© JUNGE FREIHEIT Verlag GmbH & Co. KG www.jungefreiheit.de 34/21 / 20. August 2021

Matthias Politycki. Der Schriftsteller hat Deutschland aus Protest gegen die Ideologisierung der Sprache verlassen.
Auf der Flucht
Thorsten Hinz

Der Schriftsteller Matthias Politycki, bekannt vor allem für seinen „Weiberroman“ (1997) und die Satire „In 180 Tagen um die Welt“ (2008), gehört zum festen Inventar des bundesdeutschen Literaturbetriebs. Das macht den zornigen Text, den er vor kurzem in der FAZ unter dem melodramatischen Titel „Mein Abschied von Deutschland“ veröffentlichte, doppelt bemerkenswert. Die Überschrift bezieht sich auf seinen Umzug von Hamburg nach Wien, die er als Flucht vor der sogenannten Wokeness, der Steigerungsform der Politischen Korrektheit, beschreibt. Denn in Deutschland betrieben Sprach- und Diskurswächter mit „jakobinischem Eifer“ die „Selbstzerstörung“ des intellektuellen und künstlerischen Lebens. Es handele sich um „die Herrschaftsform einer Minderheit, die sich anmaßt, gegen den Willen der Mehrheit die Welt nach ihrem Bild neu zu erschaffen“.

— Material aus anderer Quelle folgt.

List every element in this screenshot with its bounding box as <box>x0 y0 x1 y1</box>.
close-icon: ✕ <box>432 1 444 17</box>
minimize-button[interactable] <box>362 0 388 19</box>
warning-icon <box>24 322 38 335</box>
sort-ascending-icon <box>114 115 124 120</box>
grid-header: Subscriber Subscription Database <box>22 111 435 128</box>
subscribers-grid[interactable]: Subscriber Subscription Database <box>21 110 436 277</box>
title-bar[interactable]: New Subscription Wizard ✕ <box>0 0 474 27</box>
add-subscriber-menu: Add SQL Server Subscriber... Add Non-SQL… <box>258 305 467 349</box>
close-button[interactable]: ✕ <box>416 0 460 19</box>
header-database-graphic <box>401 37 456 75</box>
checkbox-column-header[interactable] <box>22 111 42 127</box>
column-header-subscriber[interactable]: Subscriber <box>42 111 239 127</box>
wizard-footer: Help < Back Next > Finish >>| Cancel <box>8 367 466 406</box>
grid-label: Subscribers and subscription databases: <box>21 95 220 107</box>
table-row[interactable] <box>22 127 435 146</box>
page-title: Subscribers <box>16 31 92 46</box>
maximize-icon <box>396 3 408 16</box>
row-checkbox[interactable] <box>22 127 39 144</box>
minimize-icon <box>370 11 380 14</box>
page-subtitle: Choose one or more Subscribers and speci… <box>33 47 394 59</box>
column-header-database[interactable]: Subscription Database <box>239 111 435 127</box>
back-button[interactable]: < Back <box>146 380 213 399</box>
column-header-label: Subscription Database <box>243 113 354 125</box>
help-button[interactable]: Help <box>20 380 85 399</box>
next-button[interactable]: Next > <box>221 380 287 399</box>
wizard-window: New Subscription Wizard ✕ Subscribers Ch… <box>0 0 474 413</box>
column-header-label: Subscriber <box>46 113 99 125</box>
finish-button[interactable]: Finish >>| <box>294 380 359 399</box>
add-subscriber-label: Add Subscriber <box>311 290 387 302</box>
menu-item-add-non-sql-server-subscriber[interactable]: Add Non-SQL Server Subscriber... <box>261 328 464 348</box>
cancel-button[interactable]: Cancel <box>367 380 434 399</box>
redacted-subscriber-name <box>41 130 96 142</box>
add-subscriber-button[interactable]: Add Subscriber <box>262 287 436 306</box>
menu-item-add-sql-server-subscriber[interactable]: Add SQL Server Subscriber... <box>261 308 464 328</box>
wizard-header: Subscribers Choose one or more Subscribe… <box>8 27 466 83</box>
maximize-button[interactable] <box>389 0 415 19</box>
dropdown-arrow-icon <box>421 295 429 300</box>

Gender- und Identitätspolitik demolierten auch die Sprache, das ureigene Arbeitsmaterial eines Schriftstellers. „Es geht an das, was wir künftig in welcher Wortwahl und Grammatik noch schreiben dürfen – und wer es aufgrund seines Geschlechts, seiner Hautfarbe, seiner Herkunft, seiner sexuellen Orientierung nicht mehr darf“, ergänzte Politycki in einem Interview. „Ich sehe die Freiheit der Phantasie, die Freiheit des Gedankens und der Sprache tatsächlich bedroht.“ Der einst überzeugte Linke meint darin eine „Pervertierung linken Denkens“ zu erkennen. Da jedoch liegt er falsch. Es ist dessen unvermeidliche Konsequenz, die immer dort eintritt, wo linkes Denken hegemonial geworden ist. Für einen Schriftsteller besteht dann die Gefahr, zum Sprachrohr einer Doktrin, zum Literaturfunktionär, herabgewürdigt zu werden.

Ihr Thema, Herr Politycki! Sie sollten den Lesern über den grassierenden Wahnsinn hier die Augen öffnen.

Polyticki, geboren 1955 in Karlsruhe, aufgewachsen in München, hat sich schon in der Vergangenheit als relativer Freigeist erwiesen. 2005 veröffentlichte er in der Zeit den Aufsatz „Weißer Mann – was nun?“, in dem er aufgrund seiner vitalen Eindrücke in Asien und Lateinamerika Zweifel anmeldete, daß der Westen sich weiterhin als Mittelpunkt der Welt betrachten dürfe. Man hielt ihm entgegen, das sokratische Prinzip des Zweifels, das Gewißheiten ständig in Frage stelle, verbürge die unüberwindliche geistige Kraft der freiheitlichen westlichen Kultur. Was damals schon eine Verkennung der doktrinären Zustände war, klingt heute, im Zeichen von Cancel Culture, grotesk.

Politycki meint einen protestantischen Furor zu erkennen und glaubt an den süddeutsch-österreichischen Kulturkatholizismus als mildernde Kraft. Daß er sich da mal nicht täuscht! Karl Kraus begrüßte 1933 in Wien eintreffende Emigranten mit dem sarkastischen Satz: „Die Ratten betreten das sinkende Schiff.“ Schlimmer noch: Während das analoge Kulturleben unter der Corona-Fuchtel erstirbt, übernimmt Amazon die geistig-kulturelle Grundversorgung und legt für seine Filmproduktion als globale Regel fest, wovor Polyticki flieht: „Nur noch Schauspieler zu engagieren, deren Identität (Geschlecht, Geschlechtsidentität, Nationalität, Ethnie, Sexualität, Behinderung) mit den Figuren, die sie spielen, übereinstimmt.“ 

Ihr Thema, Herr Politycki! Die Literatur braucht einen brutalstmöglichen Realisten, der den Lesern über den grassierenden Wahnsinn die Augen öffnet.